South African and other pundits should be forgiven, though, for arguing that it is too early to appreciate the full ramifications of the July 2021 mayhem in KwaZulu-Natal and Gauteng. 

The implications straddle many aspects of social life. They are about security of the democratic state and its capacity to protect citizens and property, the fate of constitutional democracy, the social psychology of protest, the impact of poverty and inequality, the pent-up irritation with Covid-19 lockdowns and much more. Care should be taken, though, to avoid drawing straight lines of cause and effect between the orgy of looting and economic sabotage on the one hand, and broad issues of the political economy on the other.

The uprising of July 2021 was orchestrated. Municipal IQ observes in Daily Maverick (25 July) that in normal service delivery protests, looting was recorded in only 16%, as distinct from 71% in the recent uprising. Looting, it says, is usually “tangential to most such protests… rather than becoming the focus”. 

According to the chief executive of the Road Freight Association (Daily Maverick, 29 July), the burning and hijacking of trucks on the N3 arterial route was deliberately planned, with the aim of “causing a congestion point” and creating “the impassibility of roads”. Further, an analysis of social media posts shows that specific activists coordinated the mayhem, giving instructions on which roads should be closed and which centres targeted for looting. These activists would then report back “to the commanders when members had executed a plan”.

The government’s security cluster claims that, besides the warehouses and logistics system, strategic key points such as water infrastructure and airports were also targeted for attack. The aim was to cause maximum damage, including the disruption of supply chains.

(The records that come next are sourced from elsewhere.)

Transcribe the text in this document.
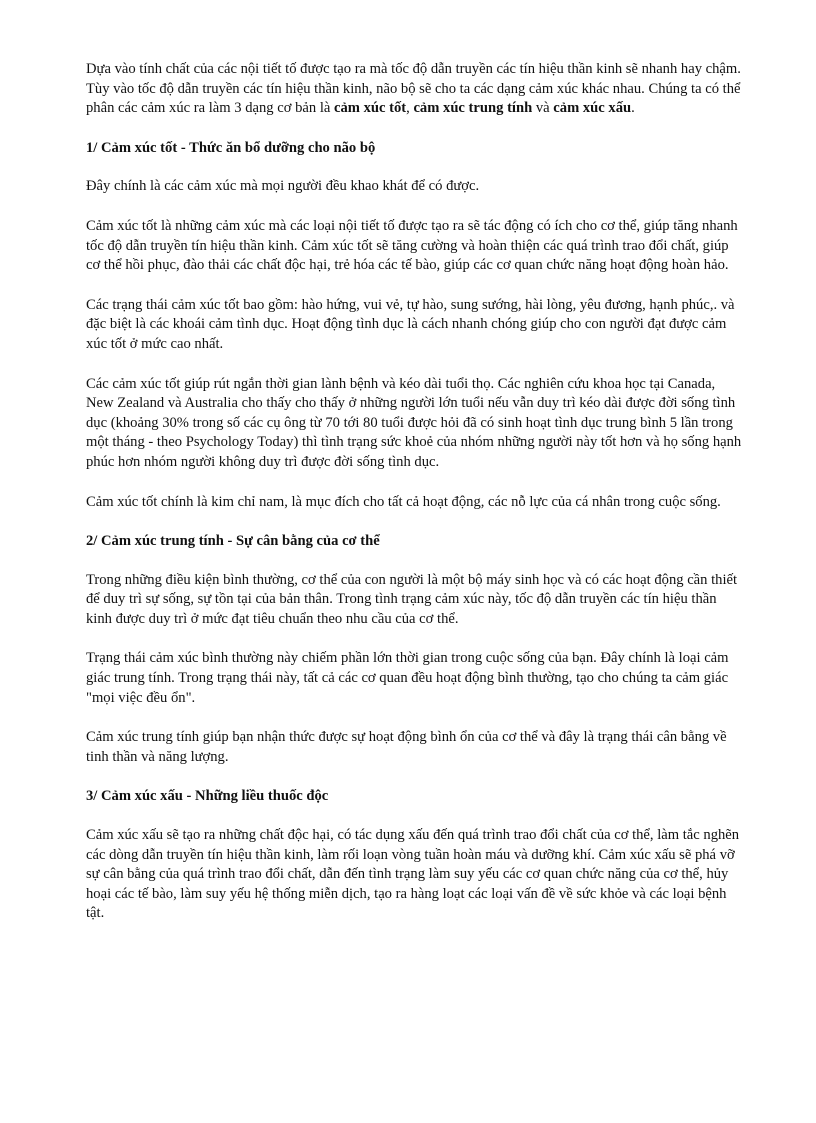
Dựa vào tính chất của các nội tiết tố được tạo ra mà tốc độ dẫn truyền các tín hiệu thần kinh sẽ nhanh hay chậm. Tùy vào tốc độ dẫn truyền các tín hiệu thần kinh, não bộ sẽ cho ta các dạng cảm xúc khác nhau. Chúng ta có thể phân các cảm xúc ra làm 3 dạng cơ bản là cảm xúc tốt, cảm xúc trung tính và cảm xúc xấu.

1/ Cảm xúc tốt - Thức ăn bổ dưỡng cho não bộ

Đây chính là các cảm xúc mà mọi người đều khao khát để có được.

Cảm xúc tốt là những cảm xúc mà các loại nội tiết tố được tạo ra sẽ tác động có ích cho cơ thể, giúp tăng nhanh tốc độ dẫn truyền tín hiệu thần kinh. Cảm xúc tốt sẽ tăng cường và hoàn thiện các quá trình trao đổi chất, giúp cơ thể hồi phục, đào thải các chất độc hại, trẻ hóa các tế bào, giúp các cơ quan chức năng hoạt động hoàn hảo.

Các trạng thái cảm xúc tốt bao gồm: hào hứng, vui vẻ, tự hào, sung sướng, hài lòng, yêu đương, hạnh phúc,. và đặc biệt là các khoái cảm tình dục. Hoạt động tình dục là cách nhanh chóng giúp cho con người đạt được cảm xúc tốt ở mức cao nhất.

Các cảm xúc tốt giúp rút ngắn thời gian lành bệnh và kéo dài tuổi thọ. Các nghiên cứu khoa học tại Canada, New Zealand và Australia cho thấy cho thấy ở những người lớn tuổi nếu vẫn duy trì kéo dài được đời sống tình dục (khoảng 30% trong số các cụ ông từ 70 tới 80 tuổi được hỏi đã có sinh hoạt tình dục trung bình 5 lần trong một tháng - theo Psychology Today) thì tình trạng sức khoẻ của nhóm những người này tốt hơn và họ sống hạnh phúc hơn nhóm người không duy trì được đời sống tình dục.

Cảm xúc tốt chính là kim chỉ nam, là mục đích cho tất cả hoạt động, các nỗ lực của cá nhân trong cuộc sống.

2/ Cảm xúc trung tính - Sự cân bằng của cơ thể

Trong những điều kiện bình thường, cơ thể của con người là một bộ máy sinh học và có các hoạt động cần thiết để duy trì sự sống, sự tồn tại của bản thân. Trong tình trạng cảm xúc này, tốc độ dẫn truyền các tín hiệu thần kinh được duy trì ở mức đạt tiêu chuẩn theo nhu cầu của cơ thể.

Trạng thái cảm xúc bình thường này chiếm phần lớn thời gian trong cuộc sống của bạn. Đây chính là loại cảm giác trung tính. Trong trạng thái này, tất cả các cơ quan đều hoạt động bình thường, tạo cho chúng ta cảm giác "mọi việc đều ổn".

Cảm xúc trung tính giúp bạn nhận thức được sự hoạt động bình ổn của cơ thể và đây là trạng thái cân bằng về tinh thần và năng lượng.

3/ Cảm xúc xấu - Những liều thuốc độc

Cảm xúc xấu sẽ tạo ra những chất độc hại, có tác dụng xấu đến quá trình trao đổi chất của cơ thể, làm tắc nghẽn các dòng dẫn truyền tín hiệu thần kinh, làm rối loạn vòng tuần hoàn máu và dưỡng khí. Cảm xúc xấu sẽ phá vỡ sự cân bằng của quá trình trao đổi chất, dẫn đến tình trạng làm suy yếu các cơ quan chức năng của cơ thể, hủy hoại các tế bào, làm suy yếu hệ thống miễn dịch, tạo ra hàng loạt các loại vấn đề về sức khỏe và các loại bệnh tật.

Some of the instigators’ communications advised that people should stockpile food and water for the long haul.

All this happened after thinly veiled threats about what would unfold if the former president was arrested for contempt of court. 

Now, you do not instigate organised mayhem of this magnitude overnight. This was obviously planned over a long period of time. As to whether the contempt was deliberately engineered to generate the uprising is a matter of conjecture. So is the question of the ultimate objective, given that there are other court processes under way, and that many of the beneficiaries of corruption and State Capture are due to face their just desserts. 

Only one conclusion can be drawn from this: the intention was to create such instability that, at least, a paralysed state would not be able to ensure rule of law and, at most, the leadership at the helm of government would be removed. 

Call it insurrection, counter-revolution or what you will, but there is no reason why a process of counter-revolution cannot take the form of, or culminate in, a mass insurrection. 

Herein lies the interconnection between orchestrated events and mass psychology. It is correct to argue that levels of poverty and inequality in our society are social tinder, ever ready to catch fire. Add to this the hardships arising from the multilayered devastation of Covid-19, and the counter-revolutionaries had only to light the match. 

During the anti-apartheid struggle, a tactical approach emerged after many years of debate about the balance between armed actions and mass mobilisation — that these pillars needed to feed on each other. Armed struggle in the South African setting, it was agreed, could only succeed when “the people are in political motion”. In similar fashion, the organisers of last month’s unrest sought to undertake organised acts of sabotage, while at the same time instigating a generalised uprising.

Did the instigators lose control of events? Perhaps not. General mayhem seems to have been their actual aim. The fate of the unleashed masses did not matter, as long as the plan to emasculate the state succeeded. It has been pointed out that part of the strategy may have been to provoke a bloody response by law enforcement agencies and then use that to generate a national mass revolt.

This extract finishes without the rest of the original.